Lots of schenanigains but all sadly normal for a company looking for the big purchase payout. I'm sure the board members and others with large numbers of shares were paid out quite handsomely and everyone else was... well...
A lot of companies are moving away from accrued and rollover PTO to a un"limited" PTO platform. And they're not paying out any accrued or rolled over PTO. They did that to us. We had people with 8+ weeks accrued that just POOF'd.

When you have hundreds or thousands of employees that's a lot of money they can be instantly wipe off the books.
 
A lot of companies are moving away from accrued and rollover PTO to a un"limited" PTO platform. And they're not paying out any accrued or rolled over PTO. They did that to us. We had people with 8+ weeks accrued that just POOF'd.

When you have hundreds or thousands of employees that's a lot of money they can be instantly wipe off the books.
Considering that pto is supposed to be part of compensation it should be against the law. Flip it to unlimited but write that check.
 
Considering that pto is supposed to be part of compensation it should be against the law.
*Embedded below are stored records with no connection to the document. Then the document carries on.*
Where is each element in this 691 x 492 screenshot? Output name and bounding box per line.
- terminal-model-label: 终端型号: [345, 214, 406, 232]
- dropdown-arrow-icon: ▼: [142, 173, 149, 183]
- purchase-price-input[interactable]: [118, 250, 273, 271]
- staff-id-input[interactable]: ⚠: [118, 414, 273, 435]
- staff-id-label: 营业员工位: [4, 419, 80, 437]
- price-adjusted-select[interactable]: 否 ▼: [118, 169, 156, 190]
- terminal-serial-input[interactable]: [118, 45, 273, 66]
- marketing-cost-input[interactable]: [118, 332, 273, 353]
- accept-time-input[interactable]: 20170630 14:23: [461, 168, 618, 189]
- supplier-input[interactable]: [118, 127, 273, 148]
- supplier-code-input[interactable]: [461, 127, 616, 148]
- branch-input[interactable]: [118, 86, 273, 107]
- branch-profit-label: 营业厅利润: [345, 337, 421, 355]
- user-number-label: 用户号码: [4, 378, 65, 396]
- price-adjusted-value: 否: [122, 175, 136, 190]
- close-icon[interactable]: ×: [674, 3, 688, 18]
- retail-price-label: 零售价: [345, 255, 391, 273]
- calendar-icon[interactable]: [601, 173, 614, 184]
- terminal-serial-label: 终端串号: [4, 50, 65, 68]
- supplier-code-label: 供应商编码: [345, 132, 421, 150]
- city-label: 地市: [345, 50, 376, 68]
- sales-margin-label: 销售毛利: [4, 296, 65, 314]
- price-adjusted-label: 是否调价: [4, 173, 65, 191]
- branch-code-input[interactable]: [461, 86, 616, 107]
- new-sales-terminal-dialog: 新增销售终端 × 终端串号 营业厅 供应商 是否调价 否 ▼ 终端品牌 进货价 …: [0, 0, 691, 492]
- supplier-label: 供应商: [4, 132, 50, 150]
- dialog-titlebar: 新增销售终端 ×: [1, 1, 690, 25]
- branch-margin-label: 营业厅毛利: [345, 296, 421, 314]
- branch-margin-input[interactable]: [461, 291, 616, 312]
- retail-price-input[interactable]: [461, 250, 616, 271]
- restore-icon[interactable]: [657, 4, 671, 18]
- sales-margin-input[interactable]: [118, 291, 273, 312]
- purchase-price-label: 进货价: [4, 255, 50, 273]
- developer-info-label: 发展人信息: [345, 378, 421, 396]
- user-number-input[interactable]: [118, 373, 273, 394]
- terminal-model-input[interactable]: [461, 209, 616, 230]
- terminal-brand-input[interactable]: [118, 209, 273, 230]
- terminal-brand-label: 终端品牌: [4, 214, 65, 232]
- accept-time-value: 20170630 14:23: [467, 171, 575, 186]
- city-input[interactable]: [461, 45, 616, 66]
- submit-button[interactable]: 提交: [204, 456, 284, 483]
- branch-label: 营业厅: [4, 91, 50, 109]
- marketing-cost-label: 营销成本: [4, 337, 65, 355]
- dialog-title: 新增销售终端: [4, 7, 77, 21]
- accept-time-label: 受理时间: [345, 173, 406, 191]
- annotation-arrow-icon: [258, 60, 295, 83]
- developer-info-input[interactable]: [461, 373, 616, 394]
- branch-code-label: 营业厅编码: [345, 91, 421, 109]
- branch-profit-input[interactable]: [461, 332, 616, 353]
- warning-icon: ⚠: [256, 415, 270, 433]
Flip it to unlimited but write that check.
Should, but it's not.

I lost around 8 weeks when our company did this a couple of years ago. I didn't complain too loudly though - they compensate me well enough via other means.
 
Considering that pto is supposed to be part of compensation it should be against the law. Flip it to unlimited but write that check.
Depends on the wording of your employment contract. Some companies allow employees to cash out PTO thereby assigning a monetary value to it. Most companies don't allow that and assign no monetary value to PTO until it is used.
 
Depends on the wording of your employment contract. Some companies allow employees to cash out PTO thereby assigning a monetary value to it. Most companies don't allow that and assign no monetary value to PTO until it is used.
Oh they do they have to legally account for it as an obligation.